After scrubbing every surface, and shining every fixture, he began the final task of mopping the hardwood floors throughout his apartment. All seemed fine until, he says, something in his chest seemed sore.

“I didn’t think anything of it really, just that maybe I had worked out at the gym too hard the day before. Cuz, you know, I’m hot. But by the time I was done with the floor, I was glad it was clean because I was in so much pain I had to lie on it.”
Shawn had experienced what is known in the shady world of chiropracty as “a slipped” or “herniated” disc, wherein the gelatinous material between the vertebrae in your spine seeps out and squeezes a few nerves in the surrounding area.
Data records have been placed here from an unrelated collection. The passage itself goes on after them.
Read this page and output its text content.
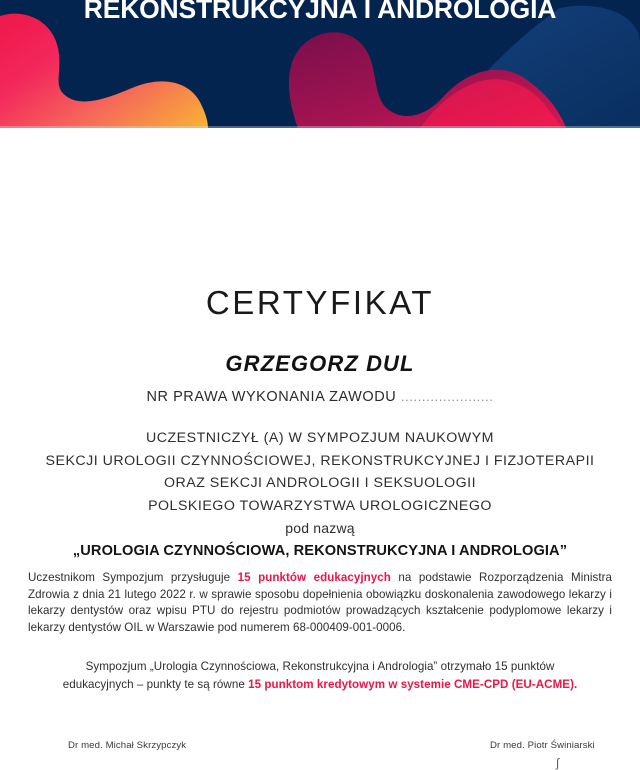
REKONSTRUKCYJNA I ANDROLOGIA
CERTYFIKAT
GRZEGORZ DUL
NR PRAWA WYKONANIA ZAWODU ......................
UCZESTNICZYŁ (A) W SYMPOZJUM NAUKOWYM
SEKCJI UROLOGII CZYNNOŚCIOWEJ, REKONSTRUKCYJNEJ I FIZJOTERAPII
ORAZ SEKCJI ANDROLOGII I SEKSUOLOGII
POLSKIEGO TOWARZYSTWA UROLOGICZNEGO
pod nazwą
„UROLOGIA CZYNNOŚCIOWA, REKONSTRUKCYJNA I ANDROLOGIA”
Uczestnikom Sympozjum przysługuje 15 punktów edukacyjnych na podstawie Rozporządzenia Ministra Zdrowia z dnia 21 lutego 2022 r. w sprawie sposobu dopełnienia obowiązku doskonalenia zawodowego lekarzy i lekarzy dentystów oraz wpisu PTU do rejestru podmiotów prowadzących kształcenie podyplomowe lekarzy i lekarzy dentystów OIL w Warszawie pod numerem 68-000409-001-0006.
Sympozjum „Urologia Czynnościowa, Rekonstrukcyjna i Andrologia” otrzymało 15 punktów edukacyjnych – punkty te są równe 15 punktom kredytowym w systemie CME-CPD (EU-ACME).
Dr med. Michał Skrzypczyk	Dr med. Piotr Świniarski
∫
The resulting sensation varies from person to person, but one thing is for sure; it is not pleasant. Pain radiates from one place, then another, as the nerve attempts to untangle itself from the jelly like material, and your fingers sometimes go numb.

Then, as all the other muscles in your back try to compensate for the muscles that the nerve is screwing up, your entire back seizes up and you can’t turn your head, look up, look down, or perform any variation of oral sex on your partner or partners. It is a terrible, brutal thing to watch and I hope that none of you have to. Brock?

Thank you Cindy. And what, if any, treatment is there for this horrible condition?

Well, treatments vary but Shawn’s doctor gave him a series of cortisone injections, followed by a steroid that allows the muscles to relax into their natural position, but also causes significant water weight gain. In fact, some nearby relatives of Shawn have said that it looks as if Shawn is carrying a small bowling ball where his abs used to be, though I’m sure they wouldn’t say that to his face. I’ve been told that he hasn’t been to the gym in five weeks – and counting – and that it shows. Brock?

Thank you. It must be terrible, awful really, for Shawn to have to go through all of these things at a time when he thought everything was going so well. I know if I were his friend, I would be sure to be extra supportive of him during these difficult times, and go out of my way to make certain that he knows he is my most favorite person in this wide, wide world. Or at the very least, I would give him a handy.

We now return you to your regular television program, already in progress.